Think of the space in your room. That space is not separate and independent from the space outside your room, though from a limited point of view it may appear to be. When the building is eventually deconstructed, the space in your room will not go anywhere; it will not return to its source. The space in your room is the source. The walls and ceiling are just a temporary enclosure within a single, physical space. So in the broader context, the perception of separate space is an illusion, and the vast, physical space only appears to be divided from a limited point of view.
In the same way, sensations, perceptions, thoughts and feelings make up the temporary enclosure of the body-mind, and just like physical space, awareness cannot be tarnished or harmed in any way.

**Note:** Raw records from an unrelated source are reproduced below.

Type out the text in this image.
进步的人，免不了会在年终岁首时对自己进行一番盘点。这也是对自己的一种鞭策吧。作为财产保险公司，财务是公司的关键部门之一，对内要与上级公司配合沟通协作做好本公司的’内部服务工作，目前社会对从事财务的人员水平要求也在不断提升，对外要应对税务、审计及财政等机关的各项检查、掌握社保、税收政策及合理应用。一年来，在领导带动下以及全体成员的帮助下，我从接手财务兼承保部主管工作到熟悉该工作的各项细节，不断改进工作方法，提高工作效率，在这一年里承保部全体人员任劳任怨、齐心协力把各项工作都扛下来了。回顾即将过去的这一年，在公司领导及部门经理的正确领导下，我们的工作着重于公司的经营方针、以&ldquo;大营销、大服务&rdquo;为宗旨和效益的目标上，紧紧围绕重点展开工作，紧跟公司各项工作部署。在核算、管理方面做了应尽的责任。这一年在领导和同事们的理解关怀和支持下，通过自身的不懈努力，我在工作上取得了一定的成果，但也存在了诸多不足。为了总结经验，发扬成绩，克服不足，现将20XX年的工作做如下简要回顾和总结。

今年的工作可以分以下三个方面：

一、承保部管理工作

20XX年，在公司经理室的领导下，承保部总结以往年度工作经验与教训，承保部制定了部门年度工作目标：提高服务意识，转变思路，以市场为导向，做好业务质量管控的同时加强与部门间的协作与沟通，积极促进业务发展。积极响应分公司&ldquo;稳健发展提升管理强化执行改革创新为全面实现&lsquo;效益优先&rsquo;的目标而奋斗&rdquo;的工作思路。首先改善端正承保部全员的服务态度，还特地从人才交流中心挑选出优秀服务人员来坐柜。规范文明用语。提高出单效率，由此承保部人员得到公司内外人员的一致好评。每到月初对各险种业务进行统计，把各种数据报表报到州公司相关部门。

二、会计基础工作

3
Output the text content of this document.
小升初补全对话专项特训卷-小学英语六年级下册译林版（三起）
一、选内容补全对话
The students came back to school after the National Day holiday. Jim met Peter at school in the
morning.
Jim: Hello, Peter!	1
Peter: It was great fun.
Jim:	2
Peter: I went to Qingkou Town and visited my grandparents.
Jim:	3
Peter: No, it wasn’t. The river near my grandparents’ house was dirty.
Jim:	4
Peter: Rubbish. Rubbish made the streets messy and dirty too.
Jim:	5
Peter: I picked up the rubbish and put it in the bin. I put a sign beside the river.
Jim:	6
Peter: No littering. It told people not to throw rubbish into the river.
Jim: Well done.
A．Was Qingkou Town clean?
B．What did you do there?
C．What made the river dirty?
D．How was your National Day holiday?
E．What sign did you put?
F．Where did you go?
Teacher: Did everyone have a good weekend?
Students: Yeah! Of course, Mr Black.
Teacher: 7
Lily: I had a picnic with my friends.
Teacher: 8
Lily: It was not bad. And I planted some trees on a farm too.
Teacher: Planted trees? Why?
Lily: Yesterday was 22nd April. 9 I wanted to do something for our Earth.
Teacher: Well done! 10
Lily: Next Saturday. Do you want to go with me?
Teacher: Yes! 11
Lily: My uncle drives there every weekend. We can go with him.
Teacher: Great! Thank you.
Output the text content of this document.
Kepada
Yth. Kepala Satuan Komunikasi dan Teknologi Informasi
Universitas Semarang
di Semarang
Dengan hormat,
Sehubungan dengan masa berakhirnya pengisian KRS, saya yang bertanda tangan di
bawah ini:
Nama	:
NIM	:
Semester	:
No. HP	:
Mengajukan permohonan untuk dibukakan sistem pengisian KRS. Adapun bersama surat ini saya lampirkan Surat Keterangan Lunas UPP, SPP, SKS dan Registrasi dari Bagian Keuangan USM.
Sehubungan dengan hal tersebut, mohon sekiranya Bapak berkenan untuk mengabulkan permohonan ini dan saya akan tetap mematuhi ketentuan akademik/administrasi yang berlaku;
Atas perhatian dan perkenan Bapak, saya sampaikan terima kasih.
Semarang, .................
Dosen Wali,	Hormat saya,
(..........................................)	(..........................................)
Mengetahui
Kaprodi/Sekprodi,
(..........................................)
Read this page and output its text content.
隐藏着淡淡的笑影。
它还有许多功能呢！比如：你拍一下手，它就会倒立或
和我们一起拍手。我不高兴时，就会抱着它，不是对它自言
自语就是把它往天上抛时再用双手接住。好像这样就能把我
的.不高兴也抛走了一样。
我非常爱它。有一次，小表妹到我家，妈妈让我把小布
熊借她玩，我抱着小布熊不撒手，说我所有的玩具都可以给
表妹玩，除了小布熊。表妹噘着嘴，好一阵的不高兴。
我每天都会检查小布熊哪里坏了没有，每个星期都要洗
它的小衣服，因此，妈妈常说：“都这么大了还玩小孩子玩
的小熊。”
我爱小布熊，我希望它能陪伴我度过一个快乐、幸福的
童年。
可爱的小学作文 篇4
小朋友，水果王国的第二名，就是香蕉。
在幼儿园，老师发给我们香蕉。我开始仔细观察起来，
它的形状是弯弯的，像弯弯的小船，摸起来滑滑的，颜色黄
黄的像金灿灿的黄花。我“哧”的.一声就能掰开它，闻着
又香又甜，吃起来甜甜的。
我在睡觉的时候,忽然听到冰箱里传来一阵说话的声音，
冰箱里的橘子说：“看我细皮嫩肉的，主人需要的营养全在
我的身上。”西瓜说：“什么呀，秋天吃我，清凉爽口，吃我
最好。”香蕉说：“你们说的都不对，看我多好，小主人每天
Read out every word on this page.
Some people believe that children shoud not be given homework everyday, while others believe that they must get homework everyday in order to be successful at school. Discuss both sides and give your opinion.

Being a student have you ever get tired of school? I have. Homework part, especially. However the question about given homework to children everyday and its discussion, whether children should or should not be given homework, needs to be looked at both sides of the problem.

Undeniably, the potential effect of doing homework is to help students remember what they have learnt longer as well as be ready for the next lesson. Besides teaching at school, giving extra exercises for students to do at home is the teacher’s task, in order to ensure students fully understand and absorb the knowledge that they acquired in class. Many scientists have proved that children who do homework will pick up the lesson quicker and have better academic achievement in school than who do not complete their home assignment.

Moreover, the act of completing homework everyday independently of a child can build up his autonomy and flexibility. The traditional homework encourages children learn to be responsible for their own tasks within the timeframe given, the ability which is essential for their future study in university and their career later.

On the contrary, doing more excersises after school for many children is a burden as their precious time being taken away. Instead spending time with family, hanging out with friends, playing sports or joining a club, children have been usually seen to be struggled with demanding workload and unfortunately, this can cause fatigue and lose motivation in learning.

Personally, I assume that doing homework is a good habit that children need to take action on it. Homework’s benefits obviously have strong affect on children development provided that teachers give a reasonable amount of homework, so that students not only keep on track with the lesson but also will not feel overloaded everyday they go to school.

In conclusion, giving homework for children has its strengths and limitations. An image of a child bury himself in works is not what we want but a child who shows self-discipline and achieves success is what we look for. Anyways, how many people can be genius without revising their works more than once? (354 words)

When we wake up from the dream of separateness, our true essence as infinite, divine awareness will shine.
Jesus did not come to redeem our true essence because the divine presence of awareness doesn’t need redeeming. Rather, Jesus shows the way for the troubled mind entangled in thoughts and feelings. Jesus experienced directly the oneness of being, which he called the Kingdom of God or the Kingdom of Heaven, and his message of grace has the potential to save the troubled mind from the perceived threat of a dark, existential death. So for the self that feels lost in the world, the way of Jesus is the way back to our essential being.
Another Version of Our Self
When we understand the nature of each other’s being, we do not become so enmeshed in the content of experience, in attitudes, actions, narratives or relationships. When we not only understand but feel that each and every other is simply a different aspect of our shared being, enclosed in a temporary collection of thoughts and feelings, and lost, perhaps, in the everyday drama of the self, when we fully understand reality at this level, our attention isn’t so constrained, and we are granted access to our inherent freedom.
Secrets of the Kingdom
People lead busy lives. As a result, the message of the church is accessible and relatively relatable in order to pull people in and retain them.
But there is a deeper understanding, and the gate to this knowledge is narrow and perhaps not as accessible. Additionally, there may be an obstacle in the way.
In Matthew 13:10, Jesus is asked by his disciples why he speaks in parables to the large crowds who gathered to hear him. He replied, “Because the knowledge of the secrets of the kingdom of heaven has been given to you, but not to them…. Though seeing, they do not see; though hearing, they do not hear or understand…otherwise they might see with their eyes, hear with their ears, understand with their hearts and turn [emphasis added], and I would heal them.”
The turn here is away from the egocentric self, away from the sin of perceived separation; it is a turn toward wholeness.
The Substrate of All Experience
Jesus, speaking as awareness, said, "I am the light that is over all things. I am all: from me all came forth, and to me all attained. Split a piece of wood; I am there. Lift up the stone, and you will find me” (Thomas, verse 77).